It happens every few years: historians, psychologists, journalists and investigators find “new” material to dismiss and discredit the work of Sigmund Freud. Since his passing in 1939, the man, who is often mythologized, has undergone numerous character assassinations. Many have said his work is both unscientific and offensive, while others have labeled him a racist and a sexist. Most recently, his work and its lack of empirical research, has been cause (somewhat fairly) for concern about the effectiveness of psychoanalysis. In his new book, the British author and critic Frederick Crews continues his take down of the late Freud. The book, “The Making of an Illusion,” focuses on Freud’s shortcomings as a man and a professional, and rails against a form of treatment that created a “cult of personality” in the late 19th and early 20th centuries.

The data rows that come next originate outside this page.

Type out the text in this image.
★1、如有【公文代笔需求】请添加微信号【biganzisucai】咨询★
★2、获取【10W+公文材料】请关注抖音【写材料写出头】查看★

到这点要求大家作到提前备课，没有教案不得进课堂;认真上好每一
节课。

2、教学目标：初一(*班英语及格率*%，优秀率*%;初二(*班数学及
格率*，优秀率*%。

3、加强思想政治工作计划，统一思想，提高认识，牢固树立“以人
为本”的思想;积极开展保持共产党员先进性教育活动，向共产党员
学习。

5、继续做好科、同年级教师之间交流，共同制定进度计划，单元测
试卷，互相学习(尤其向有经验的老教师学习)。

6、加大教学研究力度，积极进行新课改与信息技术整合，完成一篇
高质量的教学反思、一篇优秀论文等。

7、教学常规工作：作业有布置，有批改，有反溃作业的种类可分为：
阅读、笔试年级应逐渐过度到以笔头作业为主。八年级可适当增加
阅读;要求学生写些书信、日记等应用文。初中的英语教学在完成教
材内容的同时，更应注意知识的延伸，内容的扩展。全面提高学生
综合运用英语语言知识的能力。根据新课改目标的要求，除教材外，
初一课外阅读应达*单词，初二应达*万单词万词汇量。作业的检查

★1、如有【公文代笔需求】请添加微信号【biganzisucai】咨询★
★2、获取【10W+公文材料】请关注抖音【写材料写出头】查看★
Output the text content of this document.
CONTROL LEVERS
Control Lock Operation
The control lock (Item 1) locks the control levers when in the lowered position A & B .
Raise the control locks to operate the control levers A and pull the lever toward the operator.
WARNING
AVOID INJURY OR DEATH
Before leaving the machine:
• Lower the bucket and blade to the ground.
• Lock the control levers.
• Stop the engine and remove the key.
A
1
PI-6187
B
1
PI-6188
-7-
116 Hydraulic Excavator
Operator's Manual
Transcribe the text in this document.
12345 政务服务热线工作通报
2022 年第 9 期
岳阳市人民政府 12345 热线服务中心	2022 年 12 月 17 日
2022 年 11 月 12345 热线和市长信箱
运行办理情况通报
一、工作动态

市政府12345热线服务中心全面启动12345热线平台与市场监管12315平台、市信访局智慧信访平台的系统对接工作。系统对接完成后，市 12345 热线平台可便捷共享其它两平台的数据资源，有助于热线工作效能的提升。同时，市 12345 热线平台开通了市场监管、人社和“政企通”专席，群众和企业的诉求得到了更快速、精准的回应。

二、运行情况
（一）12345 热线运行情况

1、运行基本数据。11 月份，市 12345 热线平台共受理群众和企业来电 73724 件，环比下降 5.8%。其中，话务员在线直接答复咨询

Freud’s most notable dissenters have spent years rejecting his theories on penis envy, the Oedipus Complex and the core concept of the sexual drive inherent in all humans. His experimentation with cocaine has poured into mainstream culture. But the main problem with dismissing Freud outright is the lack of understanding of the value of psychoanalysis. At its core, psychoanalysis is a talking cure (coined by Josef Breur in 1895). Patients are able to therapeutically process emotion, content, disturbances and conflicts. The contemporary relational psychoanalyst Susie Orbach said “Psychoanalysis is the study of human subjectivity. It is a clinical practice. It theorises the vicissitudes of human attachment, of the psychological development of mind and body that occur within a relational, cultural field.” She is correct. Furthermore, psychoanalysis proper is rarely practiced today because of the “need” for brief, concrete and managed mental health treatment.
Swept up in the Freudian revisionism is a more common problem, which is the dismissal of the magnitude his ideas have had on the field of psychology for 100 years. Freud’s groundbreaking understanding of transference and countertransference, along with his working model of the mind, are still understood and used today. Psychiatric assessments refer to “attitude toward writer,” which can be linked to a patient’s transferential projection onto the therapist. Because of Freud, we now understand the omnipotence of defense mechanisms and the unconscious motives of our drives.
Freud normalized sexuality for men and women. The ability to relate sexuality to early childhood experiences is a sensitive issue, but one that needs exploration in the therapeutic setting. Today, we have a greater appreciation for attachment theory, psychosocial development and the ego because of Sigmund Freud. The problem with the argument that Freud’s work was not empirical rests on the idea that therapy is strictly a science. Cognitive behavioral approaches, along with other standardized modalities are ubiquitous, but their long-term efficacy remains unknown. Behavioral interventions negate defense mechanisms, unconscious conflicts, inhibition, drive and attachment.
The mind is still a largely unknown construct. Psychoanalysis has allowed therapists, physicians and lay people to inch closer to understanding its processes. Replacing this with psychopharmacology and shallow methodologies of treatment that rely on labels and symptoms fails to grasp the rewards of the subjective therapeutic experience.